Even after "160f3549a907 nvme-tcp: fix UAF when detecting digest errors", I
don't think the queue->rd_enabled flag is fencing the TCP socket from further
receive processing.

io_work can be re-queued while running, and if it's pending when a receive
error occurs it will bypass the queue->rd_enabled checks that should prevent
queueing in nvme_tcp_data_ready.  Actually, it looks like nvme_tcp_write_space
and nvme_tcp_queue_request would schedule io_work anyway, which will always
call nvme_tcp_try_recv once regardless of rd_enabled.  And nvme_tcp_poll has no
checks against rd_enabled.

After receiving an unsupported PDU, the header has been read but the payload
remains in the socket queue.  And the nvme_tcp queue state looks like it's
ready to receive the payload of a C2H data PDU.  Any additional calls to
nvme_tcp_try_recv can incorerectly interpret the next bits as a command ID,
lookup a request from the tagset using this bogus ID, and start copying the
payload data from the unsupported PDU to an invalid destination address.

This has been seen with a buggy target that sent extranious bytes in the TCP
stream, but also I believe with a properly functioning target that sent a
Controller to Host Terminate Connection (C2HTermReq).  The Fatal Error Status
field was used as a Command ID and brought the host system down.

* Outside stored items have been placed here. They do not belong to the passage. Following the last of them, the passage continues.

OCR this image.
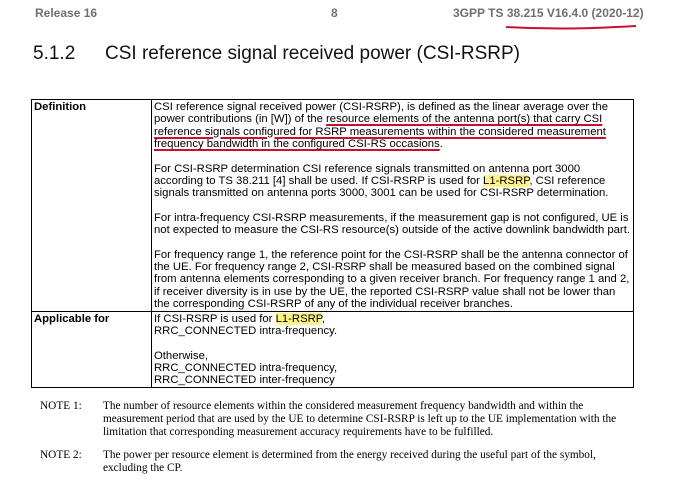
Release 16	8	3GPP TS 38.215 V16.4.0 (2020-12)
5.1.2 CSI reference signal received power (CSI-RSRP)
Definition	CSI reference signal received power (CSI-RSRP), is defined as the linear average over the power contributions (in [W]) of the resource elements of the antenna port(s) that carry CSI reference signals configured for RSRP measurements within the considered measurement frequency bandwidth in the configured CSI-RS occasions.

For CSI-RSRP determination CSI reference signals transmitted on antenna port 3000 according to TS 38.211 [4] shall be used. If CSI-RSRP is used for L1-RSRP, CSI reference signals transmitted on antenna ports 3000, 3001 can be used for CSI-RSRP determination.

For intra-frequency CSI-RSRP measurements, if the measurement gap is not configured, UE is not expected to measure the CSI-RS resource(s) outside of the active downlink bandwidth part.

For frequency range 1, the reference point for the CSI-RSRP shall be the antenna connector of the UE. For frequency range 2, CSI-RSRP shall be measured based on the combined signal from antenna elements corresponding to a given receiver branch. For frequency range 1 and 2, if receiver diversity is in use by the UE, the reported CSI-RSRP value shall not be lower than the corresponding CSI-RSRP of any of the individual receiver branches.

Applicable for	If CSI-RSRP is used for L1-RSRP,
RRC_CONNECTED intra-frequency.
Otherwise,
RRC_CONNECTED intra-frequency,
RRC_CONNECTED inter-frequency
NOTE 1:	The number of resource elements within the considered measurement frequency bandwidth and within the measurement period that are used by the UE to determine CSI-RSRP is left up to the UE implementation with the limitation that corresponding measurement accuracy requirements have to be fulfilled.
NOTE 2:	The power per resource element is determined from the energy received during the useful part of the symbol, excluding the CP.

An additonal check against queue->rd_enabled at the start of nvme_tcp_recv_skb
should protect against both additonal io_work scheduling and nvme_tcp_poll use
after a receive transport error.

- Chris

Chris Leech (1):
  nvme-tcp: fence TCP socket on receive error

 drivers/nvme/host/tcp.c | 7 +++++++
 1 file changed, 7 insertions(+)

-- 
2.39.2